USR: You describe nature and our connection to it as highly erotic at times. “Romancing the Seed” certainly comes to mind in this regard. Any thoughts?
SK: Nature IS erotic. Gardening is wildly erotic. Gardeners obsess over flowers, which are the gorgeous sex organs of plants. A lot of effort goes into a plant breeder’s work, making those sex organs bigger, creating different colors and shapes, and then, if the breeder succeeds in creating something new, he or she often wants to give that new variety a seductive name. There’s a reason why we have roses named “Elizabeth Taylor” and “Marilyn Monroe.” Gardening and connecting with nature is operating, on a big level, with our senses. That’s primal and it’s sexy.
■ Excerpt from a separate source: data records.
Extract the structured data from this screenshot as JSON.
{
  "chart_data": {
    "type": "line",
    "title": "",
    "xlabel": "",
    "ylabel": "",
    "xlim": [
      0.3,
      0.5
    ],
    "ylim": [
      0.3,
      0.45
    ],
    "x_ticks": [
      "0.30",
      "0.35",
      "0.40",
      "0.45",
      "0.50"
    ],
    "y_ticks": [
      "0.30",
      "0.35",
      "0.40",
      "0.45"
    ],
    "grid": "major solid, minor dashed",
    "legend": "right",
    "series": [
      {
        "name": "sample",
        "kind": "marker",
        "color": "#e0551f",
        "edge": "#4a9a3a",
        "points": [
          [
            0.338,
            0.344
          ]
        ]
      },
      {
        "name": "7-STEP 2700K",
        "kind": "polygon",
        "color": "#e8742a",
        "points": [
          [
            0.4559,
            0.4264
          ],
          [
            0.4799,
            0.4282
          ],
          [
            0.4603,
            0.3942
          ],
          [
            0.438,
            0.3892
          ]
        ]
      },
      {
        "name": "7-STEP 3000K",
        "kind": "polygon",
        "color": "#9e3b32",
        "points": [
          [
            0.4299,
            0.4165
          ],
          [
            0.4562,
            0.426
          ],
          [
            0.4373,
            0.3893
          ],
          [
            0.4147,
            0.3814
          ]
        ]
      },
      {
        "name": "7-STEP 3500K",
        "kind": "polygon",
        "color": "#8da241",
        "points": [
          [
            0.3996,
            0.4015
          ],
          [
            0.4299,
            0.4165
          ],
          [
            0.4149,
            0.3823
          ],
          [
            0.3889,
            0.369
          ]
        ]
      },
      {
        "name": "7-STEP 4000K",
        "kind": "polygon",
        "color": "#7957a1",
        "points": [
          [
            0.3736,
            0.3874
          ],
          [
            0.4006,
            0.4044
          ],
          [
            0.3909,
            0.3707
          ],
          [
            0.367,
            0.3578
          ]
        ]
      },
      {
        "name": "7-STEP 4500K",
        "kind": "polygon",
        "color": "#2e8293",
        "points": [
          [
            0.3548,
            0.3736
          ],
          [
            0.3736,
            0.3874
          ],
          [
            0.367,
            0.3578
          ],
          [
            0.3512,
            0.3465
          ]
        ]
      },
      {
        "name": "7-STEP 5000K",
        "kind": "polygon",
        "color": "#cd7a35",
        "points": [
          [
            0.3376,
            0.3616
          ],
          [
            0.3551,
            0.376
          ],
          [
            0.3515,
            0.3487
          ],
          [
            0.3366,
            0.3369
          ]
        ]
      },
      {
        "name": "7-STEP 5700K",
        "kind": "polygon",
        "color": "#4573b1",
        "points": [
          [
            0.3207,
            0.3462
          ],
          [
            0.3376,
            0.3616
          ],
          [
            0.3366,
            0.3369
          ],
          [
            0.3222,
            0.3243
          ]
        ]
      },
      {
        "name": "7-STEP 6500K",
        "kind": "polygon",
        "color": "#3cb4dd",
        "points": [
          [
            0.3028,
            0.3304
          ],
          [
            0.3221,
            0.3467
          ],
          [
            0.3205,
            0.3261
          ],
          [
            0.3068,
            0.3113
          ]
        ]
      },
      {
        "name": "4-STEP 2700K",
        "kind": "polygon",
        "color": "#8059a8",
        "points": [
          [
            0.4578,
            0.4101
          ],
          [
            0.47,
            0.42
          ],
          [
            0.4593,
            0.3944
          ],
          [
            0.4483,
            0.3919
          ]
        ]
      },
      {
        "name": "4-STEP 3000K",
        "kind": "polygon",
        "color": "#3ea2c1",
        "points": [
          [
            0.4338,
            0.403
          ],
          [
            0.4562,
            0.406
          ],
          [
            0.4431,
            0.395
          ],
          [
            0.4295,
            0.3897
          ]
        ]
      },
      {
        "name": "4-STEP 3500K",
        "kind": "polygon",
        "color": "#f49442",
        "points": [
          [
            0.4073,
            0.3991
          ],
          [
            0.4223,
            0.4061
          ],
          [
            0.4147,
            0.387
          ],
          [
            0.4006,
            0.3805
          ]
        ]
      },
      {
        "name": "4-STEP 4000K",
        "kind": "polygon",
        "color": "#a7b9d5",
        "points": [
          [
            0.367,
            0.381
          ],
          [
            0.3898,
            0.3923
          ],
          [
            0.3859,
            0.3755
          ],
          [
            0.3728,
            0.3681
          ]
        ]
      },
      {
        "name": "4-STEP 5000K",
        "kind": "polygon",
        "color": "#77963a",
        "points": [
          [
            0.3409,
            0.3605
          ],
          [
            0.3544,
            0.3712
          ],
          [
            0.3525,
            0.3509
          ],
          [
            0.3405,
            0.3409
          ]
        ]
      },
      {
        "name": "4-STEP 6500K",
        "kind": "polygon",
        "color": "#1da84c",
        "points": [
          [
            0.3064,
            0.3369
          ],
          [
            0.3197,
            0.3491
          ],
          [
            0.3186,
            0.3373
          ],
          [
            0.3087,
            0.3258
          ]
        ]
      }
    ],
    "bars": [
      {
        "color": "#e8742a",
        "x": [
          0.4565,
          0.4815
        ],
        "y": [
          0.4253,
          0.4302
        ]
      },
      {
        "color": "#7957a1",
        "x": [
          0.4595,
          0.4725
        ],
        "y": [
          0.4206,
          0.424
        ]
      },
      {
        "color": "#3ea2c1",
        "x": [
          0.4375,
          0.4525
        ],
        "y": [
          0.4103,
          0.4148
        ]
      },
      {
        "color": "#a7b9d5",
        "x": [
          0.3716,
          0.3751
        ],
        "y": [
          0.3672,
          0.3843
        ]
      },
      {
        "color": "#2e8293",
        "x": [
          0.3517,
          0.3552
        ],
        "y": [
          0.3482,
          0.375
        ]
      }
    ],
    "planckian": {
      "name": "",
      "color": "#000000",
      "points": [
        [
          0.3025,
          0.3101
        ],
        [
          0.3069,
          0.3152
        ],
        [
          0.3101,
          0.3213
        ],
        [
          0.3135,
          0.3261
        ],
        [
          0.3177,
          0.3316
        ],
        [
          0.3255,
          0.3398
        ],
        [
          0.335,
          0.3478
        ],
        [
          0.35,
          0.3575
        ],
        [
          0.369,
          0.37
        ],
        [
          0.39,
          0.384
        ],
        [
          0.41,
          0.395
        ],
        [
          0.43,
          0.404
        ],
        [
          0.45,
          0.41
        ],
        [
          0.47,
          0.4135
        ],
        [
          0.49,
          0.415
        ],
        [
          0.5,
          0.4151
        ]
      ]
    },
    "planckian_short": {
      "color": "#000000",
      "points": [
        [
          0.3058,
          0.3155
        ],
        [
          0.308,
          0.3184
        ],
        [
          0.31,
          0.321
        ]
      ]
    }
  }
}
USR: Do you see nature as a particular gender, and has this changed for you over time?
SK: I see Nature as both genders. I know the popular answer might be that Nature is female, “Mother Nature” and all, and there is a nurturing and fecundity about the Earth that is most definitely female. Nature feeds us, almost like a mother feeds her baby with her breasts. Nature can heal us, nourish us, and it can protect us (providing shelter and warmth), but it can also kill us—for example, poisonous plants or forest fires, floods, hurricanes.
You can’t have the wildness, the diversity, the sex, the LIFE, without both male and female energy! In Celtic pagan tradition, the oak tree is masculine, water is female. Both are powerful and work together. One of the things that captured my attention, early on, almost immediately after I became a certified master gardener, was the “green man”—this man/plant face that you find in European cathedrals. I was so intrigued by this figure. After doing some research, I discovered that the green man was an ancient symbol of humankind’s connection to Nature—it’s an archetype that’s represented through human history and in all cultures—for example, Osiris in Egyptian mythology was a green man, a symbol of resurrection. Christ is also a “green man” of sorts as he is resurrected.
In western culture over the last two thousand years, the green man has been portrayed as male. I saw it as yet another symbol of power that men claimed for themselves. The world is in a bad place environmentally, and I think much of the blame goes not only to greed, but this imbalance between the sexes. The human connection to Nature is an area that desperately needs healing, and we can only do that with the energies of both men and women working together.
USR: What else would you like to share with our readers?
SK: My life’s passion is to try to turn people on to Nature and gardening through writing and art; to ignite their curiosity, to inspire them to go out and get their hands in the soil; to touch, smell, hear, see, FEEL. I want to make them laugh, to cry, to see the wonder I see in the natural world around us. I hope that my stories can do that, on some level.